Apple put in effort to get MPTCP accepted in cellular networks (where they have direct leverage) and having it out there (used by Siri) puts pressure on other networks too. If they did the same thing for Fast Open (SYN with data), it could be big.

Unfortunately, I'm not sure anyone other than Apple is capable of doing it. Nobody else really has leverage against enough carriers to demand they make new TCP patterns work; and not many organizations would want to try adding something to SYNs that might fail. (Also, MPTCP allows session movement, so a new TLS handshake isn't required)

shakna•2mo ago
> Hey, maybe we’ll split this out so you can use it too.

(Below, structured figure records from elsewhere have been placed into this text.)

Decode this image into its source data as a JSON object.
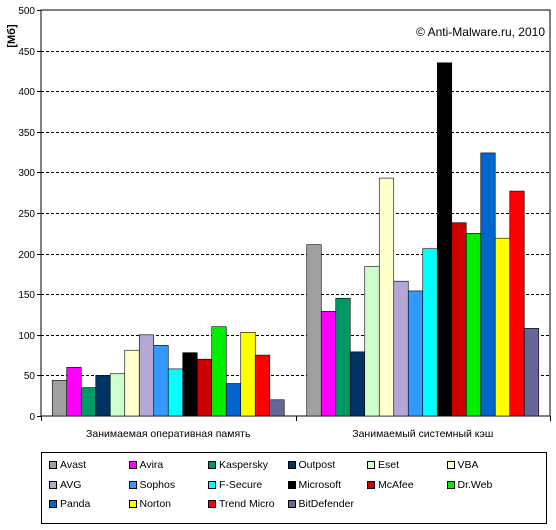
{
  "chart_data": {
    "type": "bar",
    "title": "",
    "ylabel": "[Мб]",
    "watermark": "© Anti-Malware.ru,  2010",
    "ylim": [
      0,
      500
    ],
    "yticks": [
      0,
      50,
      100,
      150,
      200,
      250,
      300,
      350,
      400,
      450,
      500
    ],
    "grid": true,
    "legend_position": "bottom",
    "categories": [
      "Занимаемая оперативная память",
      "Занимаемый системный кэш"
    ],
    "series": [
      {
        "name": "Avast",
        "color": "#a0a0a0",
        "values": [
          44,
          211
        ]
      },
      {
        "name": "Avira",
        "color": "#ff00ff",
        "values": [
          60,
          129
        ]
      },
      {
        "name": "Kaspersky",
        "color": "#009966",
        "values": [
          35,
          145
        ]
      },
      {
        "name": "Outpost",
        "color": "#003366",
        "values": [
          50,
          79
        ]
      },
      {
        "name": "Eset",
        "color": "#ccffcc",
        "values": [
          52,
          184
        ]
      },
      {
        "name": "VBA",
        "color": "#ffffcc",
        "values": [
          81,
          293
        ]
      },
      {
        "name": "AVG",
        "color": "#b4a7d6",
        "values": [
          100,
          166
        ]
      },
      {
        "name": "Sophos",
        "color": "#3399ff",
        "values": [
          87,
          154
        ]
      },
      {
        "name": "F-Secure",
        "color": "#00ffff",
        "values": [
          58,
          206
        ]
      },
      {
        "name": "Microsoft",
        "color": "#000000",
        "values": [
          78,
          435
        ]
      },
      {
        "name": "McAfee",
        "color": "#cc0000",
        "values": [
          70,
          238
        ]
      },
      {
        "name": "Dr.Web",
        "color": "#00ee00",
        "values": [
          110,
          225
        ]
      },
      {
        "name": "Panda",
        "color": "#0066cc",
        "values": [
          40,
          324
        ]
      },
      {
        "name": "Norton",
        "color": "#ffff00",
        "values": [
          103,
          219
        ]
      },
      {
        "name": "Trend Micro",
        "color": "#ff0000",
        "values": [
          75,
          277
        ]
      },
      {
        "name": "BitDefender",
        "color": "#666699",
        "values": [
          20,
          108
        ]
      }
    ]
  }
}
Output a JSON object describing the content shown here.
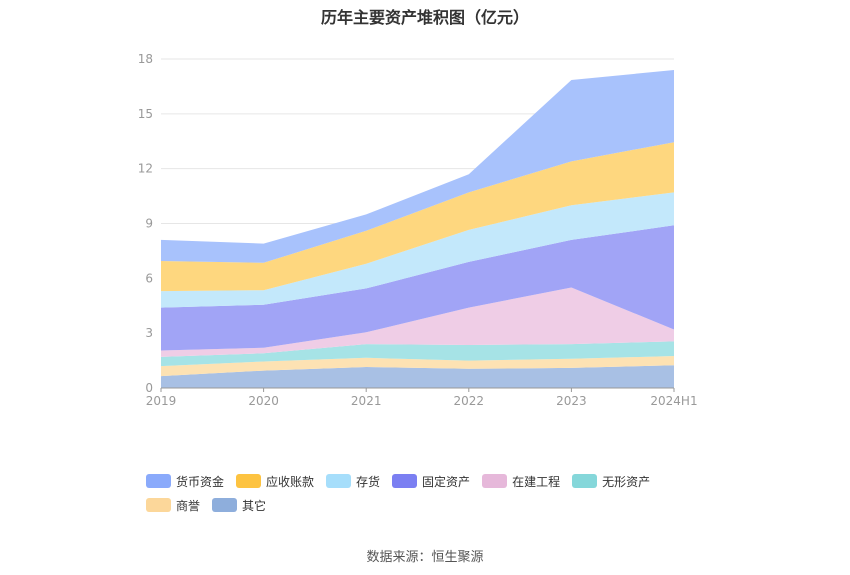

It’s written in Zig so we can easily expose a C API.

This never happened, did it?

Suppose libex is the alternative.

willtemperley•2mo ago
Perhaps someone who knows what they're talking about should update the Wikipedia page on io_uring [1]. Someone with a casual interest in Linux internals will probably get a poor impression of io_uring security which appears to be largely due to Google using an old kernel in Android [2].

[1] https://en.wikipedia.org/wiki/Io_uring [2] https://github.com/axboe/liburing/discussions/1047

accelbred•2mo ago
It still does not hook up to seccomp, so needs to be blocked by things doing syscall filtering. Its blocked by docker/podman. It may also be disabled with hardened kconfig or selinux.

If it ever integrates with LSMs, then it may be time to give it another look.

littlestymaar•2mo ago
I suppose landlock works with is_uring, doesn't it?
hoppp•2mo ago
Using dispatch looks like redux. I guess same paradigm just different layer
danaugrs•2mo ago
Awesome post, please make a Zig library!